Sunday, November 17, 2019

From Here To There


Notwithstanding the continuation of elements of the Affordable Care Act, this health care post is not about Barack Obama.

Nonetheless, President Obama is one of the most skillful politicians of this generation. Accordingly, as Politifact noted six years ago, "at least 37 times since Obama’s inauguration where he or a top administration official made a variation of the pledge that if you like your plan, you can keep it,."

There was a reason that the President continually lied or misled people by assuring them that he was not taking away their health insurance. We Americans may not like our health insurance, most people are afraid that anything which would replace it would leave them out in the cold.

It's a regrettable state of affairs, but an undeniable one.  Pro Publica points out that a Kaiser Family Foundation report in July

showed that how politicians talk about the issue matters, with 63% responding favorably to the terms “Medicare-for-all” and “universal health coverage.” Those positive feelings begin dissipating when it’s called a “single-payer national health insurance system,” dropping to 49%. They essentially evaporate if it means eliminating private insurance, increasing taxes or disrupting the current Medicare system, with about 60% opposing a national health care plan.

That may be the reason Elizabeth Warren, according to Slate's Jordan Weissman, now

promises that within her first 100 days as president, she’ll use the executive branch’s regulatory powers to start bringing down health costs, push for fast-track legislation to build on the Affordable Care Act, make traditional Medicare available to everyone over the age of 50, and create a very generous public insurance option with modest premiums that Americans will be able to purchase on Obamacare’s exchanges, which she is branding as the “Medicare for All option.”

Warren argues that these reforms will eventually pave the way to pass a second bill that fully moves the United States to a single-payer system like Sanders has envisioned, by putting all Americans on a single government plan and banning private insurers from selling competing coverage. “No later than my third year in office, I will fight to pass legislation that would complete the transition to full Medicare for All,” her plan states. “By this point, the American people will have experienced the full benefits of a true Medicare for All option, and they can see for themselves how that experience stacks up against high-priced care that requires them to fight tooth-and-nail against their insurance company.”

Sanders' shorter timeline for eliminating private insurance and implementing single-payer is more ambitious and thus more viscerally appealing.  And there are other pitfalls to Warren's approach, as Weissman points out.

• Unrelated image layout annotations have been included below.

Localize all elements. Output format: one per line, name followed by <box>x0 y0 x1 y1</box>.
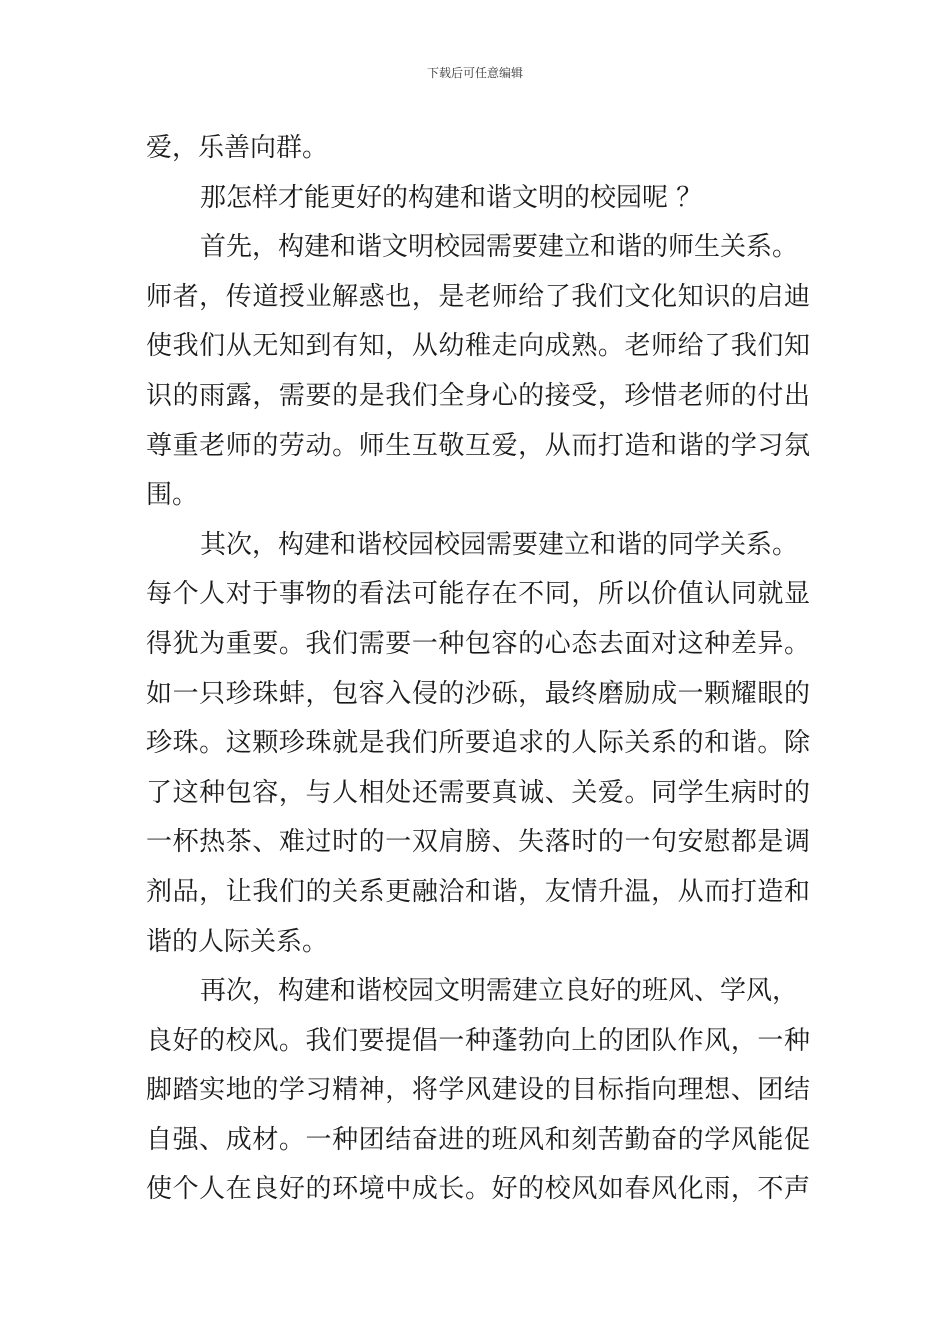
text-line: 珍珠。这颗珍珠就是我们所要追求的人际关系的和谐。除 <box>146 728 810 759</box>
text-line: 得犹为重要。我们需要一种包容的心态去面对这种差异。 <box>146 628 810 659</box>
document-body <box>146 124 810 1215</box>
text-line: 良好的校风。我们要提倡一种蓬勃向上的团队作风，一种 <box>146 1025 810 1056</box>
text-line: 爱，乐善向群。 <box>146 133 329 163</box>
text-line: 使个人在良好的环境中成长。好的校风如春风化雨，不声 <box>146 1174 810 1205</box>
text-line: 自强、成材。一种团结奋进的班风和刻苦勤奋的学风能促 <box>146 1124 810 1155</box>
text-line: 师者，传道授业解惑也，是老师给了我们文化知识的启迪 <box>146 281 810 312</box>
text-line: 尊重老师的劳动。师生互敬互爱，从而打造和谐的学习氛 <box>146 430 810 461</box>
text-line: 谐的人际关系。 <box>146 926 329 957</box>
text-line: 一杯热茶、难过时的一双肩膀、失落时的一句安慰都是调 <box>146 827 810 858</box>
page-header: 下载后可任意编辑 <box>426 66 523 80</box>
text-line: 首先，构建和谐文明校园需要建立和谐的师生关系。 <box>200 232 799 263</box>
text-line: 使我们从无知到有知，从幼稚走向成熟。老师给了我们知 <box>146 331 810 362</box>
text-line: 围。 <box>146 480 199 511</box>
text-line: 了这种包容，与人相处还需要真诚、关爱。同学生病时的 <box>146 777 810 808</box>
text-line: 如一只珍珠蚌，包容入侵的沙砾，最终磨励成一颗耀眼的 <box>146 678 810 709</box>
text-line: 识的雨露，需要的是我们全身心的接受，珍惜老师的付出 <box>146 380 810 411</box>
text-line: 每个人对于事物的看法可能存在不同，所以价值认同就显 <box>146 579 810 610</box>
text-line: 那怎样才能更好的构建和谐文明的校园呢 ？ <box>200 182 703 213</box>
text-line: 其次，构建和谐校园校园需要建立和谐的同学关系。 <box>200 529 799 560</box>
text-line: 剂品，让我们的关系更融洽和谐，友情升温，从而打造和 <box>146 876 810 907</box>
text-line: 再次，构建和谐校园文明需建立良好的班风、学风， <box>200 976 799 1007</box>
text-line: 脚踏实地的学习精神，将学风建设的目标指向理想、团结 <box>146 1075 810 1106</box>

Nonetheless, it is

a far-reaching health care plan that at least has some vague grounding in political reality. It would still require a bunch of new federal spending but far less than single payer, since it charges some premiums. It’s probably more comprehensive than anything Joe Manchin will want to pass, but you could still theoretically do it using the budget reconciliation process, which lets Congress enact spending bills with a bare majority vote, and which any health care legislation will need to rely on so long as the filibuster exists.

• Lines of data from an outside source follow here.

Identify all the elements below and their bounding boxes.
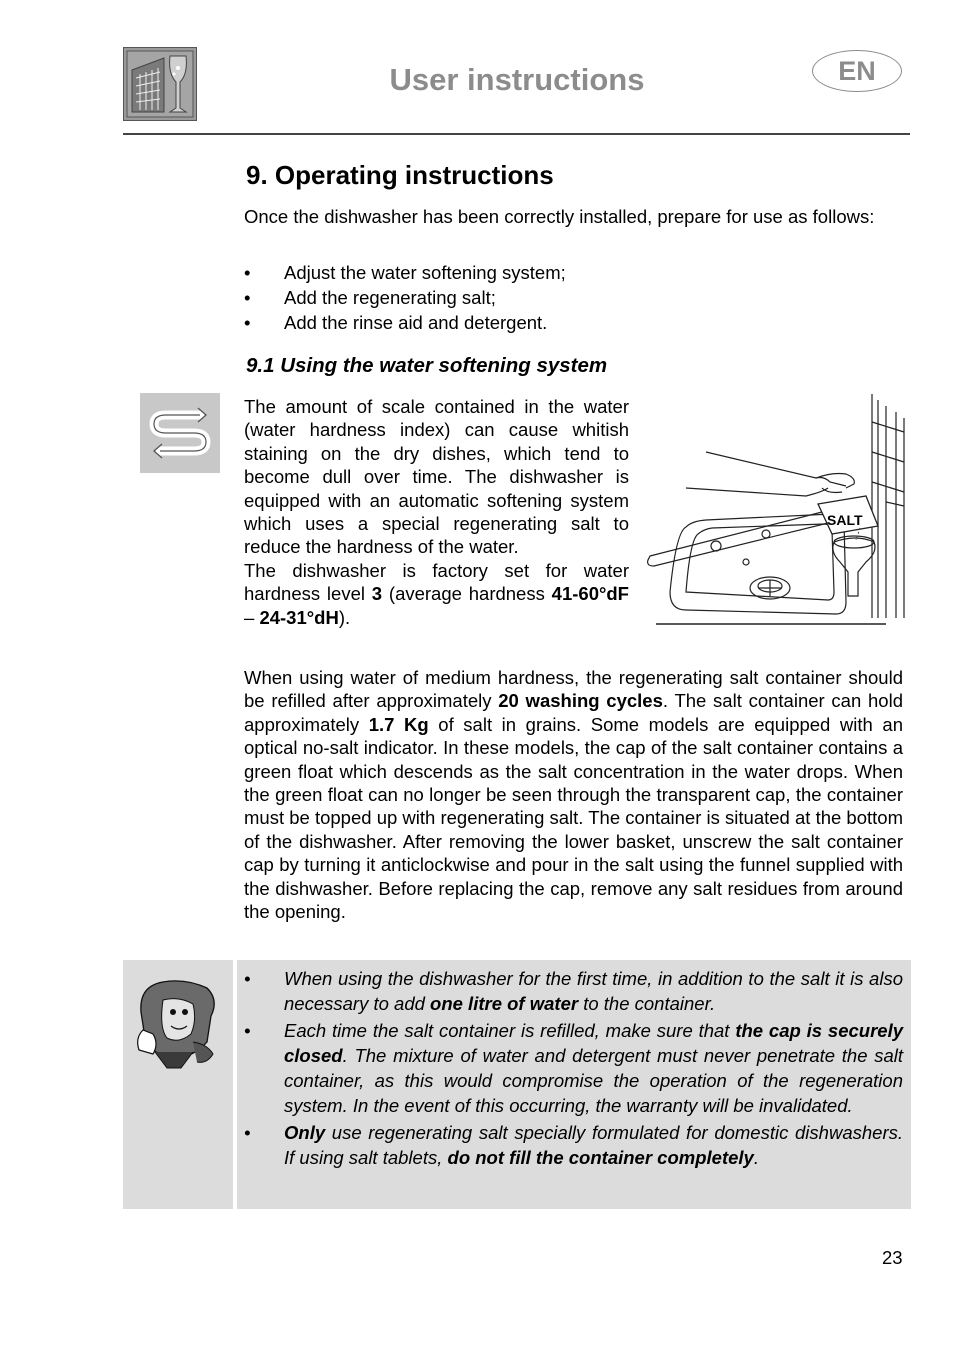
language-badge: EN <box>812 50 902 92</box>
salt-notes-list <box>244 966 903 1170</box>
section-title: 9. Operating instructions <box>246 160 554 190</box>
list-item: • Adjust the water softening system; <box>244 260 903 285</box>
container-capacity: 1.7 Kg <box>368 713 429 735</box>
softener-description: The amount of scale contained in the water (water hardness index) can cause whitish staining on the dry dishes, which tend to become dull over time. The dishwasher is equipped with an automatic softening system which uses a special regenerating salt to reduce the hardness of the water. The dishwasher is factory set for water hardness level 3 (average hardness 41-60°dF – 24-31°dH). <box>244 396 629 628</box>
page-number: 23 <box>882 1247 903 1268</box>
header-divider <box>123 133 910 135</box>
section-intro: Once the dishwasher has been correctly installed, prepare for use as follows: <box>244 206 875 227</box>
subsection-title: 9.1 Using the water softening system <box>246 354 608 377</box>
salt-filling-illustration <box>646 392 906 628</box>
list-item: • Add the regenerating salt; <box>244 285 903 310</box>
hardness-level: 3 <box>371 583 383 605</box>
list-item: • When using the dishwasher for the first time, in addition to the salt it is also necessary to add one litre of water to the container. <box>244 966 903 1016</box>
list-item: • Each time the salt container is refilled, make sure that the cap is securely closed. The mixture of water and detergent must never penetrate the salt container, as this would compromise the operation of the regeneration system. In the event of this occurring, the warranty will be invalidated. <box>244 1018 903 1118</box>
salt-container-description: When using water of medium hardness, the regenerating salt container should be refilled after approximately 20 washing cycles. The salt container can hold approximately 1.7 Kg of salt in grains. Some models are equipped with an optical no-salt indicator. In these models, the cap of the salt container contains a green float which descends as the salt concentration in the water drops. When the green float can no longer be seen through the transparent cap, the container must be topped up with regenerating salt. The container is situated at the bottom of the dishwasher. After removing the lower basket, unscrew the salt container cap by turning it anticlockwise and pour in the salt using the funnel supplied with the dishwasher. Before replacing the cap, remove any salt residues from around the opening. <box>244 667 903 923</box>
water-softener-icon <box>140 393 220 473</box>
note-icon-panel <box>123 960 233 1209</box>
page-header-title: User instructions <box>389 62 645 97</box>
list-item: • Only use regenerating salt specially formulated for domestic dishwashers. If using salt tablets, do not fill the container completely. <box>244 1120 903 1170</box>
svg-text:SALT: SALT <box>827 512 863 528</box>
refill-cycles: 20 washing cycles <box>498 690 663 712</box>
list-item: • Add the rinse aid and detergent. <box>244 310 903 335</box>
mascot-warning-icon <box>123 972 233 1072</box>
setup-steps-list <box>244 260 903 335</box>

Part of that particular reality is that Americans currently are unwilling to immolate private health insurance companies. Currently. However, Medicare is popular, both as policy and as branding, which is why the Vermont senator introduced single-payer as "Medicare for All" rather than "single payer for all."

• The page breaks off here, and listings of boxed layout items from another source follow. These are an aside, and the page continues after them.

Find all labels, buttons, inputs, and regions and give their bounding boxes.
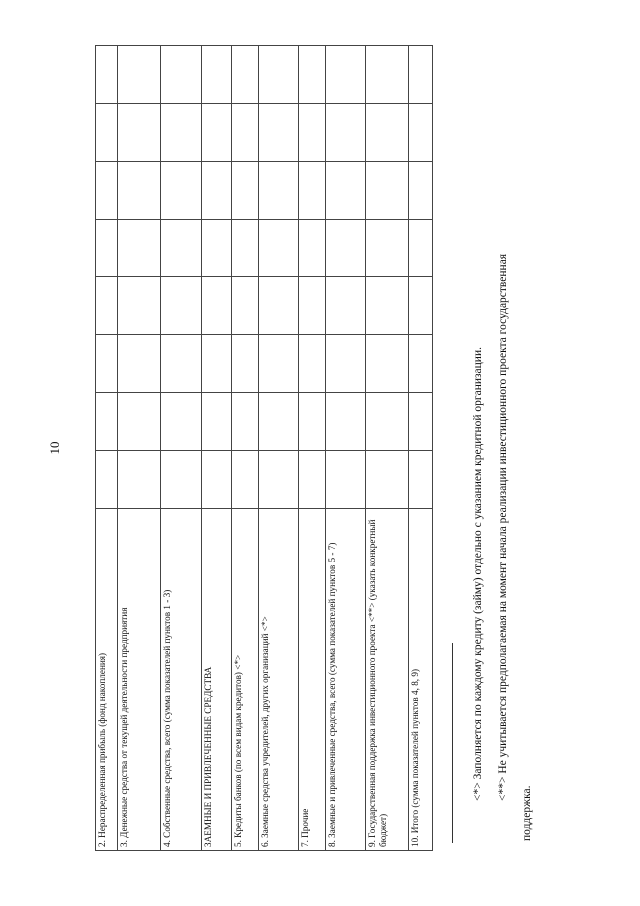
footnotes-wrapper — [440, 45, 550, 851]
table-cell — [366, 335, 409, 393]
table-cell — [299, 103, 326, 161]
table-cell — [326, 393, 366, 451]
table-cell — [366, 277, 409, 335]
table-cell — [326, 103, 366, 161]
table-row — [96, 46, 118, 851]
table-cell — [259, 161, 299, 219]
table-cell — [299, 161, 326, 219]
row-label: 3. Денежные средства от текущей деятельности предприятия — [118, 509, 161, 851]
footnote-1: <*> Заполняется по каждому кредиту (займу) отдельно с указанием кредитной организации. — [472, 347, 484, 801]
table-row — [202, 46, 232, 851]
table-cell — [259, 46, 299, 104]
row-label: 2. Нераспределенная прибыль (фонд накопления) — [96, 509, 118, 851]
table-cell — [202, 451, 232, 509]
table-cell — [161, 103, 202, 161]
table-cell — [118, 277, 161, 335]
table-cell — [96, 219, 118, 277]
table-cell — [232, 161, 259, 219]
table-cell — [259, 219, 299, 277]
table-cell — [259, 277, 299, 335]
table-cell — [202, 277, 232, 335]
row-label: 6. Заемные средства учредителей, других организаций <*> — [259, 509, 299, 851]
table-row — [366, 46, 409, 851]
table-cell — [366, 393, 409, 451]
page-number: 10 — [47, 441, 62, 455]
table-cell — [96, 335, 118, 393]
table-cell — [161, 277, 202, 335]
table-cell — [366, 46, 409, 104]
table-cell — [232, 219, 259, 277]
table-cell — [259, 335, 299, 393]
table-cell — [299, 46, 326, 104]
table-cell — [232, 46, 259, 104]
footnote-2: <**> Не учитывается предполагаемая на момент начала реализации инвестиционного проекта государственная — [497, 253, 509, 801]
table-cell — [118, 161, 161, 219]
table-row — [259, 46, 299, 851]
table-cell — [366, 451, 409, 509]
table-cell — [96, 103, 118, 161]
table-cell — [232, 451, 259, 509]
table-cell — [118, 219, 161, 277]
table-cell — [366, 103, 409, 161]
table-cell — [409, 335, 433, 393]
table-cell — [366, 161, 409, 219]
table-cell — [96, 46, 118, 104]
table-row — [118, 46, 161, 851]
row-label: 9. Государственная поддержка инвестиционного проекта <**> (указать конкретный бюджет) — [366, 509, 409, 851]
table-cell — [202, 335, 232, 393]
table-cell — [202, 161, 232, 219]
table-cell — [96, 393, 118, 451]
table-cell — [118, 46, 161, 104]
table-cell — [299, 335, 326, 393]
table-cell — [326, 277, 366, 335]
table-cell — [202, 219, 232, 277]
financing-table-wrapper — [95, 45, 432, 851]
table-cell — [409, 161, 433, 219]
table-cell — [259, 103, 299, 161]
row-label: 10. Итого (сумма показателей пунктов 4, 8, 9) — [409, 509, 433, 851]
table-cell — [409, 103, 433, 161]
table-row — [409, 46, 433, 851]
table-cell — [299, 219, 326, 277]
table-cell — [232, 277, 259, 335]
table-cell — [161, 335, 202, 393]
table-cell — [299, 451, 326, 509]
table-cell — [118, 451, 161, 509]
table-cell — [96, 451, 118, 509]
table-cell — [202, 46, 232, 104]
table-cell — [326, 161, 366, 219]
table-cell — [299, 393, 326, 451]
table-row — [326, 46, 366, 851]
table-cell — [202, 393, 232, 451]
table-cell — [161, 393, 202, 451]
table-cell — [96, 161, 118, 219]
table-cell — [202, 103, 232, 161]
row-label: 5. Кредиты банков (по всем видам кредитов) <*> — [232, 509, 259, 851]
table-cell — [118, 393, 161, 451]
financing-sources-table — [95, 45, 433, 851]
table-cell — [118, 335, 161, 393]
table-cell — [326, 335, 366, 393]
table-cell — [299, 277, 326, 335]
row-label: ЗАЕМНЫЕ И ПРИВЛЕЧЕННЫЕ СРЕДСТВА — [202, 509, 232, 851]
row-label: 7. Прочие — [299, 509, 326, 851]
table-row — [161, 46, 202, 851]
table-cell — [161, 161, 202, 219]
row-label: 4. Собственные средства, всего (сумма показателей пунктов 1 - 3) — [161, 509, 202, 851]
table-cell — [232, 103, 259, 161]
table-cell — [409, 451, 433, 509]
table-cell — [259, 451, 299, 509]
footnote-separator — [452, 643, 453, 843]
table-cell — [409, 219, 433, 277]
table-cell — [409, 46, 433, 104]
table-cell — [161, 451, 202, 509]
table-cell — [232, 335, 259, 393]
table-cell — [409, 277, 433, 335]
table-cell — [326, 219, 366, 277]
table-cell — [409, 393, 433, 451]
table-cell — [326, 46, 366, 104]
table-cell — [161, 219, 202, 277]
row-label: 8. Заемные и привлеченные средства, всего (сумма показателей пунктов 5 - 7) — [326, 509, 366, 851]
table-cell — [96, 277, 118, 335]
footnote-2-continued: поддержка. — [521, 785, 533, 841]
table-cell — [232, 393, 259, 451]
table-cell — [161, 46, 202, 104]
table-cell — [326, 451, 366, 509]
table-cell — [259, 393, 299, 451]
table-row — [299, 46, 326, 851]
table-cell — [118, 103, 161, 161]
table-cell — [366, 219, 409, 277]
table-row — [232, 46, 259, 851]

President Obama understood that Americans generally are risk-averse about radically changing their health care policy. If the Massachusetts senator is elected and can lower the eligible age for Medicare to 50, she, and the country, would be off and running, after which a transition to single-payer would be significantly more plausible. It may not be sexy, but it is grounded in political reality and provides the best route yet for getting to the health care destination needed.